Otro detalle fue el silencio: no se escuchaba ni el vuelo de una mosca; solamente, de vez en cuando, el sonido metálico de los pasadores con que se aseguraban las puertas una vez cerradas con llave. Aquel lugar, para nada civilizado o reformista, resultaba tan execrable como los delitos cometidos por sus desafortunados «huéspedes». Tanta represión devenía en una estúpida venganza social basada en el rigor y la disciplina. Era fácil adivinar cierta mordacidad punitiva del poder en cada una de las galerías, en los angostos «galápagos» y en las celdas de ínfimas dimensiones.

Un ligero escalofrío recorrió la espalda de Fernández-Luna mientras caminaba por el gélido corredor de la cárcel en compañía de sus colegas.

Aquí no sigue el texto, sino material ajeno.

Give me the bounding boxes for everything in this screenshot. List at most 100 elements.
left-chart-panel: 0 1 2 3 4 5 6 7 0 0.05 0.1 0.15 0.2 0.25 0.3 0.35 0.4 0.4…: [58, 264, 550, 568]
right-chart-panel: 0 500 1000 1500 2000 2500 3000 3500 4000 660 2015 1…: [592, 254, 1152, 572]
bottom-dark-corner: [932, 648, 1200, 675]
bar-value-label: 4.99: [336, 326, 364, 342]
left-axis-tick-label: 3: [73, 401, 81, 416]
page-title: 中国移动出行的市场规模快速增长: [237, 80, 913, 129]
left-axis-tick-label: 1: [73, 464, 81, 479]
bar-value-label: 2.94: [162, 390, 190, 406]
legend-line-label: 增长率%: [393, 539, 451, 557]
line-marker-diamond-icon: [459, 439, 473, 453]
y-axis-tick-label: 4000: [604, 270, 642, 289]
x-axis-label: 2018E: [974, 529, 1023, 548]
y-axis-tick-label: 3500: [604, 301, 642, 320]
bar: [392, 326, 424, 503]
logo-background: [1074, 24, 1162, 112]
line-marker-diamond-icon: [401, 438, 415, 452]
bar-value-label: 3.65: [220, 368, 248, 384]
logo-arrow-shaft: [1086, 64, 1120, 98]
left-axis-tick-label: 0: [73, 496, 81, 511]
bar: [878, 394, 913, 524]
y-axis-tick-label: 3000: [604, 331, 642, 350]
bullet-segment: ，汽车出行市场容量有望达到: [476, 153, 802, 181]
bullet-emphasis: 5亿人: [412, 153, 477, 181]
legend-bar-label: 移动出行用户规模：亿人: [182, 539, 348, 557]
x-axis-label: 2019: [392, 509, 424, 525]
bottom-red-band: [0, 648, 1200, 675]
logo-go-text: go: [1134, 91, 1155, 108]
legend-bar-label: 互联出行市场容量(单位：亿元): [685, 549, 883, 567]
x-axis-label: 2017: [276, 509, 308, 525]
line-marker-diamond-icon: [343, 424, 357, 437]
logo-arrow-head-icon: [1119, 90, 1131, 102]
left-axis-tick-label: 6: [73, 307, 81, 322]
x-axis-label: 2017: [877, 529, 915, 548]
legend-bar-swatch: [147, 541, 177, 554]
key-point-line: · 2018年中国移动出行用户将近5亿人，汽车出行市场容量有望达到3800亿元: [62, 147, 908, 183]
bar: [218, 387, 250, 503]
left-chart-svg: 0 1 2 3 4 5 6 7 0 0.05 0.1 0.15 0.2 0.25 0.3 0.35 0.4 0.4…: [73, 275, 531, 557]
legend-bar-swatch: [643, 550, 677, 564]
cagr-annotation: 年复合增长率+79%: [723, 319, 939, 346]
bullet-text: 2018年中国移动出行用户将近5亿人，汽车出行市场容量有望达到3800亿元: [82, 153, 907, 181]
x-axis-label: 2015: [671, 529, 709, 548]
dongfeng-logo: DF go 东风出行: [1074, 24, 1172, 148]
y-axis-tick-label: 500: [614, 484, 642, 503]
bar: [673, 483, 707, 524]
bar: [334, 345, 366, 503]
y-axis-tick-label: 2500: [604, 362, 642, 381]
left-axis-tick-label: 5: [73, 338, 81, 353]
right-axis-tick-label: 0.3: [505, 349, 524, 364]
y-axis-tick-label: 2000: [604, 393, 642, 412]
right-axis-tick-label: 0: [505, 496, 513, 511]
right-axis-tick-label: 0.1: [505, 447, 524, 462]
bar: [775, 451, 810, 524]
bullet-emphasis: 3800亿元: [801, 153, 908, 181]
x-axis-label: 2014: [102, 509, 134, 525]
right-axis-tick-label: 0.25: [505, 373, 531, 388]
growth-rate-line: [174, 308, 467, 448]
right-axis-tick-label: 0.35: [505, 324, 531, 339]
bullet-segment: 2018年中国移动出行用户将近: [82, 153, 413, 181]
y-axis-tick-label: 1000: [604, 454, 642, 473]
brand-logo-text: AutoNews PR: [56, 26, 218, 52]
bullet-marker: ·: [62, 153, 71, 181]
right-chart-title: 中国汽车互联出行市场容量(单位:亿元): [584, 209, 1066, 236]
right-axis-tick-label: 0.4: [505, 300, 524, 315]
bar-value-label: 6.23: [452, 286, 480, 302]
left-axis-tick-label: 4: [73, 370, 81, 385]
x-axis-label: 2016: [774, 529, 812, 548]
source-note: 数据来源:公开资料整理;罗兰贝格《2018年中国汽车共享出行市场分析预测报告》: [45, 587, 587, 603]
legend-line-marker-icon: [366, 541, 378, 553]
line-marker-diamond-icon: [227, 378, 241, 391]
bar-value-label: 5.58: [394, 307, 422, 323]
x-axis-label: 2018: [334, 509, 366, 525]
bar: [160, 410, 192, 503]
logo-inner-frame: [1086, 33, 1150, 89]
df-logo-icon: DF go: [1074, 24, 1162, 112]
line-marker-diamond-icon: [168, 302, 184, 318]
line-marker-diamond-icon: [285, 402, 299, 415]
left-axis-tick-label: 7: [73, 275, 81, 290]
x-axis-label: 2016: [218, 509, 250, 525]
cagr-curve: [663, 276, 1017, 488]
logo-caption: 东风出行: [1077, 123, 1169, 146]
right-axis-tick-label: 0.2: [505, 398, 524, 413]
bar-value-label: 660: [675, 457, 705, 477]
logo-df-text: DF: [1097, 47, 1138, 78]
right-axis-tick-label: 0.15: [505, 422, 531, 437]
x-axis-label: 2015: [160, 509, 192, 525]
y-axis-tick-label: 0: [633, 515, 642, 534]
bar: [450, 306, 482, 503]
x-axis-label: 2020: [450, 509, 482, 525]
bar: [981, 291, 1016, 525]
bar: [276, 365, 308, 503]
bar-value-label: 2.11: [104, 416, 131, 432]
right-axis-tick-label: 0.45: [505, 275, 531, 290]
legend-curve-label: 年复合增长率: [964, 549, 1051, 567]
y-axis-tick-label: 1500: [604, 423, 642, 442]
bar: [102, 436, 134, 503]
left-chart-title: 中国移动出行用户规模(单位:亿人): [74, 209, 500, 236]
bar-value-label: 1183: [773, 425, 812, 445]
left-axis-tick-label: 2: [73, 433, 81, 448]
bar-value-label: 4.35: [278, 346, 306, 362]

Los acompañaba Honorato Pellicer, teniente de la Guardia Civil, a la sazón oficial de prisiones y jefe de los guardianes y celadores, el cual les fue poniendo al corriente de las normas disciplinarias de la penitenciaría.

—La gran mayoría de los reclusos que cumplen condena en la celular son peligrosos criminales que han optado por incumplir las leyes de nuestra sociedad, estableciendo de forma anárquica el terror en las calles de Barcelona y en los hogares de la gente honrada. —Cada vez que abría la boca para hablar, los huesos maxilares se le acentuaban en los pómulos—. La indulgencia no es la mejor fórmula para que estos miserables se regeneren. Se lo digo yo, que los conozco bien. —Se aclaró la garganta, antes de continuar—: Aquí se les instruye en la rigurosidad y en la penitencia. El aislamiento no solo les ayuda a comprender las terribles consecuencias de sus actos, hemos de inculcar en ellos el sentimiento cristiano haciéndoles partícipes de los actos religiosos oficiados a diario por fray Agustín, el capellán, cuya lucha reside en erradicar el pecado y la blasfemia en el interior de la cárcel. —Después de haber dejado atrás las habitaciones de los funcionarios de guardia, se detuvo frente al despacho del director. De manera ampulosa, terminó diciendo—: Este es el programa que hemos de mantener para la absoluta corrección de su naturaleza delictiva.

Golpeó la puerta con los nudillos de la mano derecha.

—¡Adelante! —se oyó una voz recia al otro lado.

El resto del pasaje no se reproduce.